Backpropagation with Attention Components
Overview
This section explores backpropagating attention components (Query, Keys, Value, Softmax) individually.
Neural network recap
The above left diagram shows a 2 layer neural network with 3 inputs nodes and 4 output nodes. This network takes a weighted sum of the 3 inputs and outputs 4 numbers, where the connections between the 1st and last layer nodes represent the weights. This network can be represented by a matrix multiplication $\boldsymbol{W}\boldsymbol{x}+\boldsymbol{b}=\boldsymbol{z}$ (1) as shown on the right.
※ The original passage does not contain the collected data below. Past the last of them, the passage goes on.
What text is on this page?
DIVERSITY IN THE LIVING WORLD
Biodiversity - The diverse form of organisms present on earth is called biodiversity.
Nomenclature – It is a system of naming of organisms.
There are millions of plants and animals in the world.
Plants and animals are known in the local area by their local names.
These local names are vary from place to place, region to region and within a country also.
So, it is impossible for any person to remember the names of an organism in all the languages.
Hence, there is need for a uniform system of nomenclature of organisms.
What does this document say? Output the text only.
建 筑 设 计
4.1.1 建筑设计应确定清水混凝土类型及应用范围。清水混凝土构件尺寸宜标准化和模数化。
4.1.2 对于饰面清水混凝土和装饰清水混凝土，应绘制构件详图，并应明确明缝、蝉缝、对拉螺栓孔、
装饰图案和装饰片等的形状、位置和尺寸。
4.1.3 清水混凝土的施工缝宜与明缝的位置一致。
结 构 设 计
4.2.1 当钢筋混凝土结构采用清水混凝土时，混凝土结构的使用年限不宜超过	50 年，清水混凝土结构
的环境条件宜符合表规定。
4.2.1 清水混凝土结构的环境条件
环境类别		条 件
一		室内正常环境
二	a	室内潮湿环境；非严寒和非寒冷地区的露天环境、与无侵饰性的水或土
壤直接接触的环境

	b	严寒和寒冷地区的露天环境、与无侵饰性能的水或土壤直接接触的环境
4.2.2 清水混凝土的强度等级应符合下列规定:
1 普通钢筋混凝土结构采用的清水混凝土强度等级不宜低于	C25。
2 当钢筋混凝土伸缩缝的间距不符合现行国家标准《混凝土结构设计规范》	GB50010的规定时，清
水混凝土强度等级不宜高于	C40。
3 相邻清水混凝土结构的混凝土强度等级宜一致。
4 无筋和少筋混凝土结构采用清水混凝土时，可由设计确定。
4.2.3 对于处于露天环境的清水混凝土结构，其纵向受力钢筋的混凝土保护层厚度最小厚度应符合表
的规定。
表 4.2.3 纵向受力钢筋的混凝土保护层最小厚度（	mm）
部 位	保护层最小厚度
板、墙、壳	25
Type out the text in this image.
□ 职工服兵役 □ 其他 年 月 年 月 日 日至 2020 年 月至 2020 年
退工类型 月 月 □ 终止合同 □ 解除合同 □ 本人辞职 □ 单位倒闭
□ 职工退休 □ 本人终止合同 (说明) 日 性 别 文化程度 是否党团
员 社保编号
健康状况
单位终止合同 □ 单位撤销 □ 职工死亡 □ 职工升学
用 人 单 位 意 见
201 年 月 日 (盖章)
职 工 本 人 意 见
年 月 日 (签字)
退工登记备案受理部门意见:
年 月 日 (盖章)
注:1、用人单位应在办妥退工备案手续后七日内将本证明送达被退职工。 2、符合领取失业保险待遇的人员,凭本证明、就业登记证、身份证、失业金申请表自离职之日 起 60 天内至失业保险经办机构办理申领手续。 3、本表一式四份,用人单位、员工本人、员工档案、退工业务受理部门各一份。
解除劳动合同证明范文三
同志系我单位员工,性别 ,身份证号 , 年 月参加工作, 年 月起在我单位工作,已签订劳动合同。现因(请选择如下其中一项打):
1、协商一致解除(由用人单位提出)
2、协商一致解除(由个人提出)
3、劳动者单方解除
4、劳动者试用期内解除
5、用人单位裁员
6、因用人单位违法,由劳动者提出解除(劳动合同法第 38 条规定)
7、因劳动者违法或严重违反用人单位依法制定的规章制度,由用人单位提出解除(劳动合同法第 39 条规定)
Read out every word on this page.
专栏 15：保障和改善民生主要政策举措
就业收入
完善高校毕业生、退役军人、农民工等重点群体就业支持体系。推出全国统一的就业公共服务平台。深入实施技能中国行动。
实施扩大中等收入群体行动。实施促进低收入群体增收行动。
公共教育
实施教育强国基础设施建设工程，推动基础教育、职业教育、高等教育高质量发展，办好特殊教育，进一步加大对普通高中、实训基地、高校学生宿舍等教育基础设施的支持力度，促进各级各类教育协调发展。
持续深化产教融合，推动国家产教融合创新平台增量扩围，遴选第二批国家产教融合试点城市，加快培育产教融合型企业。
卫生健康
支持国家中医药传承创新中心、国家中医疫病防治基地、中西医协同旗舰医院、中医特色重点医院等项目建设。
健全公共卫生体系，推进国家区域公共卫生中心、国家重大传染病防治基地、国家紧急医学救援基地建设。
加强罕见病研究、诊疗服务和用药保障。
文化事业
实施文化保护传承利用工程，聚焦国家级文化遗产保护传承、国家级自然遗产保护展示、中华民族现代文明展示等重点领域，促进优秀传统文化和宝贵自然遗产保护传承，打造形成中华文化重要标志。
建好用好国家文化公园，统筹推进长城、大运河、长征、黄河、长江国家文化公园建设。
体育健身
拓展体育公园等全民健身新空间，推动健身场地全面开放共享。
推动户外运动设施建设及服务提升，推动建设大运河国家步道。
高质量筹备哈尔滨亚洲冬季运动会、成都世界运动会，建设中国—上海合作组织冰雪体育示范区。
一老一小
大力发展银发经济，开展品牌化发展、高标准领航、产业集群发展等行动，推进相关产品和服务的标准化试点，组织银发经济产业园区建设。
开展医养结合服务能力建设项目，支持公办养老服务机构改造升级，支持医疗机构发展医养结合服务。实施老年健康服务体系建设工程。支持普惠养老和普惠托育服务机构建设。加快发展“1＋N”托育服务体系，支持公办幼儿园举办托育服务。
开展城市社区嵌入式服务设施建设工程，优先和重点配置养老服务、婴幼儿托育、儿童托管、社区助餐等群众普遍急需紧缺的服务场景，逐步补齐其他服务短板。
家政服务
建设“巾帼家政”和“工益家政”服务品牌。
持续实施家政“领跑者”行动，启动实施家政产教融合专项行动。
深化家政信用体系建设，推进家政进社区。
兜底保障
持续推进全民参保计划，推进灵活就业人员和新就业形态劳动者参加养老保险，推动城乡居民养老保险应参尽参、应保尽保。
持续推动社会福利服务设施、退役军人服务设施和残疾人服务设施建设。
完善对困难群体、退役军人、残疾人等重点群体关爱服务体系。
Written in full vector form, \(\begin{equation} \begin{bmatrix} w_{11} \ w_{12} \ w_{13} \\ w_{21} \ w_{22} \ w_{23} \\ w_{31} \ w_{32} \ w_{33} \\ w_{41} \ w_{42} \ w_{43} \end{bmatrix} \ \begin{bmatrix} x_1 \\ x_2 \\ x_3 \end{bmatrix}+ \begin{bmatrix} b_1 \\ b_2 \\ b_3 \\ b_4 \end{bmatrix}= \begin{bmatrix} z_1 \\ z_2 \\ z_3 \\ z_4 \end{bmatrix} \end{equation}\)
- Forward propagate step:
\(\begin{aligned} &\boldsymbol{z} = \boldsymbol{W} \boldsymbol{x}+\boldsymbol{b} \\ \end{aligned}\) \
- Backpropagate step:
Let $\boldsymbol{y}$ be the 4x1 target vector, and using the L2 loss function, we can backprogate using the following computations \(\begin{aligned} &L = \frac{1}{2}||\boldsymbol{z} - \boldsymbol{y}||^2_2 \\ &\frac{\partial{L}}{\partial{\boldsymbol{z}}}=\boldsymbol{z}-\boldsymbol{y} \\ &\frac{\partial{\boldsymbol{z}}}{\partial{\boldsymbol{W}}}=\boldsymbol{x}^T,\frac{\partial{\boldsymbol{z}}}{\partial{\boldsymbol{b}}}=\boldsymbol{1} \\ &\begin{bmatrix} \frac{\partial{z_1}}{\partial{w_{11}}} \ \frac{\partial{z_1}}{\partial{w_{12}}} \ \frac{\partial{z_1}}{\partial{w_{13}}} \\ \frac{\partial{z_2}}{\partial{w_{21}}} \ \frac{\partial{z_2}}{\partial{w_{22}}} \ \frac{\partial{z_2}}{\partial{w_{23}}} \\ \frac{\partial{z_3}}{\partial{w_{31}}} \ \frac{\partial{z_3}}{\partial{w_{32}}} \ \frac{\partial{z_2}}{\partial{w_{33}}} \\ \frac{\partial{z_4}}{\partial{w_{41}}} \ \frac{\partial{z_4}}{\partial{w_{42}}} \ \frac{\partial{z_4}}{\partial{w_{43}}} \\ \end{bmatrix} = \begin{bmatrix} x_1 \ x_2 \ x_3 \\ x_1 \ x_2 \ x_3 \\ x_1 \ x_2 \ x_3 \\ x_1 \ x_2 \ x_3 \\ \end{bmatrix}, \ \begin{bmatrix} \frac{\partial{z_1}}{\partial{b_1}} \\ \frac{\partial{z_2}}{\partial{b_2}} \\ \frac{\partial{z_3}}{\partial{b_3}} \\ \frac{\partial{z_4}}{\partial{b_4}} \\ \end{bmatrix}= \begin{bmatrix} 1 \\ 1 \\ 1 \\ 1 \\\end{bmatrix}\\ \end{aligned}\)
- Update step:
We can simplify the expression (1) further by absorbing the bias vector $\boldsymbol{b}$ into the weight matrix $\boldsymbol{W}$ and adding a row of 1s into $\boldsymbol{x}$.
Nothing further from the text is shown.